Rev Yoman has declined the summons, saying that the church is not subordinate to the Indonesian government or the security forces. According to Rev Yoman, the church must always and at all times be the voice of its people who are voiceless and oppressed.

"We continue to be amazed that the acts of violence that have been happening since 2004 in Puncak Jaya have continued to this day. . . What we hope for is that the security forces should end this game that is going on in the Land of Papua. . ."

Rev Yoman appealed for the police to stop summoning indigenous Papuans. "Let's live together, side by side, as equals, respecting each other. Don't treat the creatures of the Lord like hunted animals, stigmatised, trivialising the people of God."

While Rev Yoman has rejected the summons, the police are saying they will force him to appear.
The director for criminal affairs Petrus Waine said that Rev Sokrates Sofyan Yoman had created the impression in his speech that the TNI/Polri were responsible for the shootings. He must take responsibility for his remarks, including those about the shooting of civilians and members of the security forces. "He needs to produce data and facts," he said, "and if he fails to do so, it is not ethical."
But according to Gustaf Kawer, a lawyer who closely follows legal affairs in Papua, "Yoman has not committed a criminal offence, and there's no need for a police summons. Criticisms from the people are quite natural in this era of democracy and should not be seen as violations of the law."

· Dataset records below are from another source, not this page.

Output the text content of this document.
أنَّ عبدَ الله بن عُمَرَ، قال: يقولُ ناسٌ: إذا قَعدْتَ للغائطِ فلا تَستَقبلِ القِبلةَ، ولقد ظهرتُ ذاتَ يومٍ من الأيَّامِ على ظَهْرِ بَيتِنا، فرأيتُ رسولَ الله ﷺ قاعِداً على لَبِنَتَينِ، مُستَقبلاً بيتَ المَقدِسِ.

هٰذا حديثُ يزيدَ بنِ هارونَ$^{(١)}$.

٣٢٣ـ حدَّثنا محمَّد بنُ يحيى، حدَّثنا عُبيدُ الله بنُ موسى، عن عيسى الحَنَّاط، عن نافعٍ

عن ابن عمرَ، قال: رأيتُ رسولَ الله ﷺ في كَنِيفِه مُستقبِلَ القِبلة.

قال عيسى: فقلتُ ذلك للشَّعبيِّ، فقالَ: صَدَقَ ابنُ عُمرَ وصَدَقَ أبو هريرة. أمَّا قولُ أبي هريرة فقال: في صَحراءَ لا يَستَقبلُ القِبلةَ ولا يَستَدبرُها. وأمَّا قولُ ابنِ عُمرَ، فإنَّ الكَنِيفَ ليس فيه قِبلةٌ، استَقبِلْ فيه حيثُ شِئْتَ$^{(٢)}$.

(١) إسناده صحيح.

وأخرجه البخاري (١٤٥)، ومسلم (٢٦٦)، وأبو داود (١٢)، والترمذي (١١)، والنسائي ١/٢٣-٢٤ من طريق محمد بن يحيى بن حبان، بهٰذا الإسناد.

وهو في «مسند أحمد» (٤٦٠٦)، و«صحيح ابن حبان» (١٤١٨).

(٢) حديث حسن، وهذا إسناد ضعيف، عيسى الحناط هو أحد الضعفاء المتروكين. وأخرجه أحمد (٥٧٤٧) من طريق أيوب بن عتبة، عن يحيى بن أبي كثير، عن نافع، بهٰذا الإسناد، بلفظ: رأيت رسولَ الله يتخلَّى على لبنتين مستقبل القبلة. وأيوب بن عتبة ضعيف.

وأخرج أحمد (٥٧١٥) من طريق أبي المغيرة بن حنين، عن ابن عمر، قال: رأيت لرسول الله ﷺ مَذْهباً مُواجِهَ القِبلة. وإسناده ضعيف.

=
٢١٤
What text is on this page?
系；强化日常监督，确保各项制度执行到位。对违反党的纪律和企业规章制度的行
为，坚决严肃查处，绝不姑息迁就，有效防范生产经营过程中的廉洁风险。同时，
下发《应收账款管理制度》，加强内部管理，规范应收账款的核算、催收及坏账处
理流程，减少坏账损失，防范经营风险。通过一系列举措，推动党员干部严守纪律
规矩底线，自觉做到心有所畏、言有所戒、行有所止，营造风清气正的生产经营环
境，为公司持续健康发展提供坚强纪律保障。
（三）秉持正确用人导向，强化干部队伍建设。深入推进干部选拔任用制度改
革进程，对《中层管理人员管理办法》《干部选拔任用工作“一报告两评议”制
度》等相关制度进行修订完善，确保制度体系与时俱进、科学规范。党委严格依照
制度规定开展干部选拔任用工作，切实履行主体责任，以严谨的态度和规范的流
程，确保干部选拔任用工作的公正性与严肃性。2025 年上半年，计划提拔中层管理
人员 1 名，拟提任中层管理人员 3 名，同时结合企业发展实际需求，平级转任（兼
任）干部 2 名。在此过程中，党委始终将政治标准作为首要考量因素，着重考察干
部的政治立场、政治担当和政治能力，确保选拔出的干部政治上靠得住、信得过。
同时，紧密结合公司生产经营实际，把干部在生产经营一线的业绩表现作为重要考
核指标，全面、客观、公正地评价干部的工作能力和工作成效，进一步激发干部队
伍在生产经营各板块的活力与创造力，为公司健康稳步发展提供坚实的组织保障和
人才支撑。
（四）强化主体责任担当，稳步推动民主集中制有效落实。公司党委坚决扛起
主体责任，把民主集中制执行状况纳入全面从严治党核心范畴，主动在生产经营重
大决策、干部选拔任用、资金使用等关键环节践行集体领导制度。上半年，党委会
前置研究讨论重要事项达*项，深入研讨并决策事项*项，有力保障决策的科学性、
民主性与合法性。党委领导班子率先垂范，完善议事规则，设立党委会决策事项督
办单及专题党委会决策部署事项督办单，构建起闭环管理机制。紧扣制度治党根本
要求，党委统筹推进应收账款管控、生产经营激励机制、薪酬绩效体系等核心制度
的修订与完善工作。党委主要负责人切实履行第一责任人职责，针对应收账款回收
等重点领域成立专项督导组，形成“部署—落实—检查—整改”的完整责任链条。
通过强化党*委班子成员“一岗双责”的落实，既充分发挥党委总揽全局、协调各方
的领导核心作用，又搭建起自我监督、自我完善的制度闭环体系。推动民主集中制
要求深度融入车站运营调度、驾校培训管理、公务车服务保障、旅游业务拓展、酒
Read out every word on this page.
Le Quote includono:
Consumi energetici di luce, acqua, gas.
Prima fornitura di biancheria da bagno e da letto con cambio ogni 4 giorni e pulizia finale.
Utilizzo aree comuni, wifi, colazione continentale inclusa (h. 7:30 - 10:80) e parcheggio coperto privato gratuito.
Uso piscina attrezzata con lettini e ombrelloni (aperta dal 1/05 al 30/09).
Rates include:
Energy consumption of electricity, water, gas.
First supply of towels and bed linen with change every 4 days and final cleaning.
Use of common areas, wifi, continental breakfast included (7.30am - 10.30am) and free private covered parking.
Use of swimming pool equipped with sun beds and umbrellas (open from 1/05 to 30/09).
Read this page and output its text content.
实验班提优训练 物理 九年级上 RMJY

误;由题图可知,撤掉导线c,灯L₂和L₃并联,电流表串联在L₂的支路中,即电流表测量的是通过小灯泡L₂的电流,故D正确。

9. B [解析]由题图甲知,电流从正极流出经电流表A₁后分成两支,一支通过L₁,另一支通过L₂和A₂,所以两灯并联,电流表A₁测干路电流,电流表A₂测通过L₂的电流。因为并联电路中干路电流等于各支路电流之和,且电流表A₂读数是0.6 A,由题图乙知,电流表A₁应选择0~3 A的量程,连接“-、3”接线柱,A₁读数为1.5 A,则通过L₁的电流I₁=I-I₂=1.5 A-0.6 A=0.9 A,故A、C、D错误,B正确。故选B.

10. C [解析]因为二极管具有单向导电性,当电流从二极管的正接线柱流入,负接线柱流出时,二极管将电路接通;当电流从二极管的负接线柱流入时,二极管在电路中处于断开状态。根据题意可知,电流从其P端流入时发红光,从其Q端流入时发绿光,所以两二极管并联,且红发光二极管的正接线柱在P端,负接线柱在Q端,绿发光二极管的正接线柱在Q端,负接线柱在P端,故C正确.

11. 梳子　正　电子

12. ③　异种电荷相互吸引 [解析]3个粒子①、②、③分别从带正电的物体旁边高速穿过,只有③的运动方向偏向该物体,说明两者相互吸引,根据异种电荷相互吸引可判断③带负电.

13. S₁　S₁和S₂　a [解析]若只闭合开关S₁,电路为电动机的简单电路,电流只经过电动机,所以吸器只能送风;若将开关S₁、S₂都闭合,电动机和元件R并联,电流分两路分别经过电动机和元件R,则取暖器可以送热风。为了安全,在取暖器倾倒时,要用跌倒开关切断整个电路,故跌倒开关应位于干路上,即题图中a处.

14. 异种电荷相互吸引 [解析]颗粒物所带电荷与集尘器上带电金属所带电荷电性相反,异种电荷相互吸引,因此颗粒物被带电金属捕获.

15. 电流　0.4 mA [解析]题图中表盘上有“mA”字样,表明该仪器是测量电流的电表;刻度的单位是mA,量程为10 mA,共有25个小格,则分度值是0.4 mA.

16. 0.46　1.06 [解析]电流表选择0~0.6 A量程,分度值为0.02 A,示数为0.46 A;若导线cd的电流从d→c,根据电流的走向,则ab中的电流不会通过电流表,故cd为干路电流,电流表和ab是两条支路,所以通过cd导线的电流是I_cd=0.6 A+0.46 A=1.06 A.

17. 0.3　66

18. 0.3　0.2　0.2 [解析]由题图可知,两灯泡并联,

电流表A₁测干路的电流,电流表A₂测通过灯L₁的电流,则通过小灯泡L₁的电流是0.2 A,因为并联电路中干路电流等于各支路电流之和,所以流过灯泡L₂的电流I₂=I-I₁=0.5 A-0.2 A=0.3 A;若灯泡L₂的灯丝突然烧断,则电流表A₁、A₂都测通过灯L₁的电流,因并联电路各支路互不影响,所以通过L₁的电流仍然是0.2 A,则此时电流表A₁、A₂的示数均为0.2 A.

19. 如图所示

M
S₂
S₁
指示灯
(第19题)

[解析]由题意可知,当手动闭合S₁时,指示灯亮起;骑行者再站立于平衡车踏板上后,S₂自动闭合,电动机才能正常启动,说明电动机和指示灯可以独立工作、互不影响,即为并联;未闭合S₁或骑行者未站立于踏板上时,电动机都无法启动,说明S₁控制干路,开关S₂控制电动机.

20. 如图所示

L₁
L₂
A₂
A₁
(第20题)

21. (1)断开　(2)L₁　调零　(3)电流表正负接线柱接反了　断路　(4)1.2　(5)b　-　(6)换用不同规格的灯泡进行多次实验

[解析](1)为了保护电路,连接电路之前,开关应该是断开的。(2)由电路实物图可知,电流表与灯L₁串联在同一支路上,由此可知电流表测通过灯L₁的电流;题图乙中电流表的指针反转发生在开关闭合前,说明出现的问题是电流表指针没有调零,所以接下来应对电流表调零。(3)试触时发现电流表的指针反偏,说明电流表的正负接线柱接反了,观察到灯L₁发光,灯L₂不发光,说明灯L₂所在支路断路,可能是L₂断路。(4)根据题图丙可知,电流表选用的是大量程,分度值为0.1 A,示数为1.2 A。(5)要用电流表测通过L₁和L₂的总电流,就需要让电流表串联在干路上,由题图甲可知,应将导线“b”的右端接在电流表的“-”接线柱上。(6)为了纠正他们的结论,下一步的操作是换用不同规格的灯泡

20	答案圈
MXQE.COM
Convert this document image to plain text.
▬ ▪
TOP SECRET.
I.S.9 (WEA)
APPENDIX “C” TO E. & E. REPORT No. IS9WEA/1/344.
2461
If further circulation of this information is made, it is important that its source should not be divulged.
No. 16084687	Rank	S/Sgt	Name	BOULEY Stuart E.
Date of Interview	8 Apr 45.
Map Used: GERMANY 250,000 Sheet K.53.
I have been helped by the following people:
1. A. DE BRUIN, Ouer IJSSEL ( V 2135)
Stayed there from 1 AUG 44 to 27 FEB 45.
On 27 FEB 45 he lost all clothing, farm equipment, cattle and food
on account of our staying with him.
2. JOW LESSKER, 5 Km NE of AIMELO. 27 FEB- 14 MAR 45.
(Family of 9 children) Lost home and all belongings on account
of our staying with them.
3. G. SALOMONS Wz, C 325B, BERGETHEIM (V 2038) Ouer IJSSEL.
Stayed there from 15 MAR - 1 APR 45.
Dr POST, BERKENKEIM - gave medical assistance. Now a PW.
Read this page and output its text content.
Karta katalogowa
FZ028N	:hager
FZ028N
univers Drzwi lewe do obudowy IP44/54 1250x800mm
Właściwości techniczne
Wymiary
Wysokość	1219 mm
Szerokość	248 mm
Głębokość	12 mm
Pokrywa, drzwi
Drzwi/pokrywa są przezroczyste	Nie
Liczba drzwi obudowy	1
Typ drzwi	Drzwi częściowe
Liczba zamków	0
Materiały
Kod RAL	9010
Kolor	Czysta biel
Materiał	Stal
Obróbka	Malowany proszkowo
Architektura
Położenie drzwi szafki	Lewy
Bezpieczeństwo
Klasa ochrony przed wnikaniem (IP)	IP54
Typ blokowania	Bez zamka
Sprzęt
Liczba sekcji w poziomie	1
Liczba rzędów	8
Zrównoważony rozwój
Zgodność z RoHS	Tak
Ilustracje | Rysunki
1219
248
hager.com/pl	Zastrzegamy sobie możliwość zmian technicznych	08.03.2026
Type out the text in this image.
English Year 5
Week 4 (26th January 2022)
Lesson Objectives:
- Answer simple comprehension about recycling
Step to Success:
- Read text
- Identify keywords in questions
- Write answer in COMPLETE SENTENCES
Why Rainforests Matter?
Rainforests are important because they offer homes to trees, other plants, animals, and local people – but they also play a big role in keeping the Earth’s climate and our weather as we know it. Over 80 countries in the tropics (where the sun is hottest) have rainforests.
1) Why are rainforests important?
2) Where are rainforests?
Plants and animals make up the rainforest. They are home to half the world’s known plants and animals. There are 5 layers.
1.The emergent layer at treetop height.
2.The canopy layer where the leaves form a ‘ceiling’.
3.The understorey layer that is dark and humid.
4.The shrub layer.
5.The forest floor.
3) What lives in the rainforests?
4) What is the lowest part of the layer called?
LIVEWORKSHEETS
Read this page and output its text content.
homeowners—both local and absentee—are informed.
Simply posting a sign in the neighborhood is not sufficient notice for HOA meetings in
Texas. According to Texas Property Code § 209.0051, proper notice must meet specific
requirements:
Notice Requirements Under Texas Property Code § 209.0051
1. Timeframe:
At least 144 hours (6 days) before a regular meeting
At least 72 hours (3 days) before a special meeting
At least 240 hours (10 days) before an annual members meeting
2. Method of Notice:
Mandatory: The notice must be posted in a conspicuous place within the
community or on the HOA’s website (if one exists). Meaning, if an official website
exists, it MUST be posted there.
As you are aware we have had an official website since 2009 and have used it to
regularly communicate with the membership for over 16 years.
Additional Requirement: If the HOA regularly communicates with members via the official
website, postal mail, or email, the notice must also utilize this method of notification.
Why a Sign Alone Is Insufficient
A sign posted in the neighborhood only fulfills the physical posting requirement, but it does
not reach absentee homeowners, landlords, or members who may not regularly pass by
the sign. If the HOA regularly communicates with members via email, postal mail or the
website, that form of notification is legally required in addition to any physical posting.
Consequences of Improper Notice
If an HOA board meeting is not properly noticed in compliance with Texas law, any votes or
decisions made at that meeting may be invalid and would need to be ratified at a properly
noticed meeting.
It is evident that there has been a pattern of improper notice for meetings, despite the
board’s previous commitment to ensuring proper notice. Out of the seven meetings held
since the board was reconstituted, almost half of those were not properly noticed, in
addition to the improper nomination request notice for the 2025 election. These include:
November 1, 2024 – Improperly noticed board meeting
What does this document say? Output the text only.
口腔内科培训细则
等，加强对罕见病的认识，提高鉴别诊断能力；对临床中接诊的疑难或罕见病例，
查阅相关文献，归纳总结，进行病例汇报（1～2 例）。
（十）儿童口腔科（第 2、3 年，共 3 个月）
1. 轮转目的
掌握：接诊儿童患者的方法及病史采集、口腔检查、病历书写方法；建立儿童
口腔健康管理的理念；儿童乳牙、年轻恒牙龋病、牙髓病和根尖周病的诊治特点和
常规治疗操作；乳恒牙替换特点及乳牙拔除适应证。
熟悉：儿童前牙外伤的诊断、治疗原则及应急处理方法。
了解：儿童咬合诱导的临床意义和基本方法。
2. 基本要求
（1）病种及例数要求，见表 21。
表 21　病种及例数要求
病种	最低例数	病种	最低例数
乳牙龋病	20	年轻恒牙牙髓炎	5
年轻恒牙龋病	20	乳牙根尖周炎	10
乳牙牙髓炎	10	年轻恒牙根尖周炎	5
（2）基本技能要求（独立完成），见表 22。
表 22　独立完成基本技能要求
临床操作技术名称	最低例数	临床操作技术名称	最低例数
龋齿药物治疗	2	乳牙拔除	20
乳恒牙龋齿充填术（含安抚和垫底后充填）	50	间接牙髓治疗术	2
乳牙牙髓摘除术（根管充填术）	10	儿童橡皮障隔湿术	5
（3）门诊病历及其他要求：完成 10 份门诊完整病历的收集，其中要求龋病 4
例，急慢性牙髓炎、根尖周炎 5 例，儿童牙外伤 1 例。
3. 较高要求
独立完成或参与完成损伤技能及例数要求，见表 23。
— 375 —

Kawer also said that it was within the rights of Sokrates to refuse to respond to a police summons

Socrates Yoman rejects police summons; Alleged OPM attack on civilian in Mulia
Bintang Papua, 8 August 2010
Translated by TAPOL
WPapua news: Police will force Sokrates to appear Articles in Bintang Papua
Bintang Papua, 9 August 2010
Translated by TAPOL with abridgements

The reality is, as with all Papuan human rights advocates, Rev Yoman's life is perpetually at risk.